Il comunista
“Tenetelo presente: il partito non è fuori di noi, è noi, ciò che noi siamo dall’animale in su. Dalla pancia in su. Il partito ci comanda? È la nostra coscienza che ci comanda”.
L’onorevole Ferranini, il protagonista di questo romanzo, scritto da Guido Morselli tra il 1964 e il 1965, si trova catapultato dalla provincia modenese a Roma, dopo aver vinto le elezioni sotto il simbolo del PCI e aver messo piede in Parlamento (il “chiacchierificio”, come lo chiama Ferranini, uomo votato all’azione, alla lotta).
Il nostro comunista vive un’esistenza in linea con i propri principi, che sono poi i principi del partito. Si trova integrato nelle parole sopra riportate: in lui è il partito e il partito è la coscienza che lo comanda. Finché, un giorno, emerge entro la sua coscienza una bolla che non si integra con l’ortodossia, rivelando che in fondo la sua coscienza è semplicemente sua. Questa bolla ha la forma di una idea pericolosa: l’alienazione, che caratterizza il sistema capitalistico, non potrà mai essere superata — non lo sarà nemmeno nel futuro illuminato dal sole dell’avvenire, quando la rivoluzione sarà compiuta e si realizzerà la società comunista. Il motivo di tale convinzione sta qui:
“Siamo coatti. Lavorare, produrre, non è mai qualcosa di spontaneo, non è l’affermarsi di una nostra personalità, è soltanto una necessità, che non dà tregua. Difatti è la necessità di sopravvivere, di aprirci un varco, di trovare respiro, fra le forze estranee che ci premono tutt’intorno, che tendono a richiudersi su di noi. Vivendo, ci rendiamo conto ogni giorno che lavorare (e dunque soffrire) è una legge che ci è imposta dal di fuori. ‘Alienazione’? Io direi che non c’è modo di alienarci (ossia di perderci) fuori di noi. Il pericolo che ci incombe è il pericolo inverso, di essere soffocati dentro il nostro io dalla realtà che ci circonda, o ci assedia. Il rischio di non potere venire fuori dal nostro nocciolo di sostanza viva e cosciente, chiuso da ogni parte dalla ostilità (inerte o attiva) delle cose che gravano su di esso opponendosi al suo esplicarsi”.

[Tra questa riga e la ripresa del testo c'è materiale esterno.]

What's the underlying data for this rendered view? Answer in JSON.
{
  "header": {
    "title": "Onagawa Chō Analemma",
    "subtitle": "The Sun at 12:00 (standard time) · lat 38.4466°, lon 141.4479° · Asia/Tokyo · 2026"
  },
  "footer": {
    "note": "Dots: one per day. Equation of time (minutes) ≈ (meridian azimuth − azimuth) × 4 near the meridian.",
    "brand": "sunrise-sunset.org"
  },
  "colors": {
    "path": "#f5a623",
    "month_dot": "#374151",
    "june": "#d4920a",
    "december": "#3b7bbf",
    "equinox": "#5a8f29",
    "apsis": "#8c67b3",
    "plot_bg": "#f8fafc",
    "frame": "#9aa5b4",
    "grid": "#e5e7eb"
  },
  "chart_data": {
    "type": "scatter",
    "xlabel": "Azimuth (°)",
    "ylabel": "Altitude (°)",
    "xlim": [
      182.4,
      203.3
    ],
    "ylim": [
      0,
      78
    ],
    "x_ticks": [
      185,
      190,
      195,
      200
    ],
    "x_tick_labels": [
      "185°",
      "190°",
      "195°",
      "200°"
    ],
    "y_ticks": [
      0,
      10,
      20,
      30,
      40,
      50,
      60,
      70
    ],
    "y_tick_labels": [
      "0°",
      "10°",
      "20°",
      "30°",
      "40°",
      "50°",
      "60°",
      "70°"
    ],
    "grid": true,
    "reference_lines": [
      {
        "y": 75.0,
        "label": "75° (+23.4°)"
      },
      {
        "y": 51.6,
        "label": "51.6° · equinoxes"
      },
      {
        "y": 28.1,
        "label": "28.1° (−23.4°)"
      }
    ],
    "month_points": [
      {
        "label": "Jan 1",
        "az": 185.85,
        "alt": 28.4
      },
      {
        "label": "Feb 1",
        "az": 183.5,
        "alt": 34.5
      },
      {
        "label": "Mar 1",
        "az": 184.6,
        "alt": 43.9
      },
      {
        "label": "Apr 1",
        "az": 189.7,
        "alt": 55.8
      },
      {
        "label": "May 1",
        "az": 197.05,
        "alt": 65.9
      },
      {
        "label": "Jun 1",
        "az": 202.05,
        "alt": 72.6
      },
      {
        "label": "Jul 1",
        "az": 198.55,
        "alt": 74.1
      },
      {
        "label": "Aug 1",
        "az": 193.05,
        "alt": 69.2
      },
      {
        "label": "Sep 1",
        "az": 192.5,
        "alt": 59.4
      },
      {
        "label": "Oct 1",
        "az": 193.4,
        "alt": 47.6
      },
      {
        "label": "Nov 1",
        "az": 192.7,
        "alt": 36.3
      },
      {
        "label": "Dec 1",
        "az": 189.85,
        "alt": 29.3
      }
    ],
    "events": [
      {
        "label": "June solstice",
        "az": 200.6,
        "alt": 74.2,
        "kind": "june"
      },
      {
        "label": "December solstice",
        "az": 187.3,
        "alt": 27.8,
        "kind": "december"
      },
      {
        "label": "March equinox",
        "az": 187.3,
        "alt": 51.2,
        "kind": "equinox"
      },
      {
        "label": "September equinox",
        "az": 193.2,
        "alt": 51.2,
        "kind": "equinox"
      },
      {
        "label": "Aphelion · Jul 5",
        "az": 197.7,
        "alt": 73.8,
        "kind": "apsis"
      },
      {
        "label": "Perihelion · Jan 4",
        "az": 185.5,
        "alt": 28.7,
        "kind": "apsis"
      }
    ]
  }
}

In parole povere, siamo condannati alla sopravvivenza, al lavoro, e dunque alla sofferenza — la realtà ci schiaccia, e il “mestiere di vivere” consiste nel tenere aperto uno spiraglio per trovare quel poco di aria che ci consente di esserci.
Questa idea non piace al partito, chiaramente. Ma una volta resa pubblica, il partito non prende provvedimenti: Ferranini viene semplicemente richiamato all’ordine. Il partito non si preoccupa, non ha occhi per questo anonimo individuo che ingrossa le fila di Botteghe Oscure. Ma come? Perché non vengo punito come merito? perché non sono considerato?, si chiede Ferranini. Dunque, io non conto nulla? Ed è a questo punto che il romanzo ha una virata esistenzialista: il protagonista, dopo anni spesi in tale anonimato (in forza di un incredibile senso del dovere e fedeltà alla linea) decide di riprendere la propria individualità e di agire al di fuori del partito. E sono queste le pagine più belle, che rendono giustizia a un romanzo altrimenti prolisso, verboso, soffocante — respingente. Pagine in cui la bolla eccentrica cresce e si fa coscienza.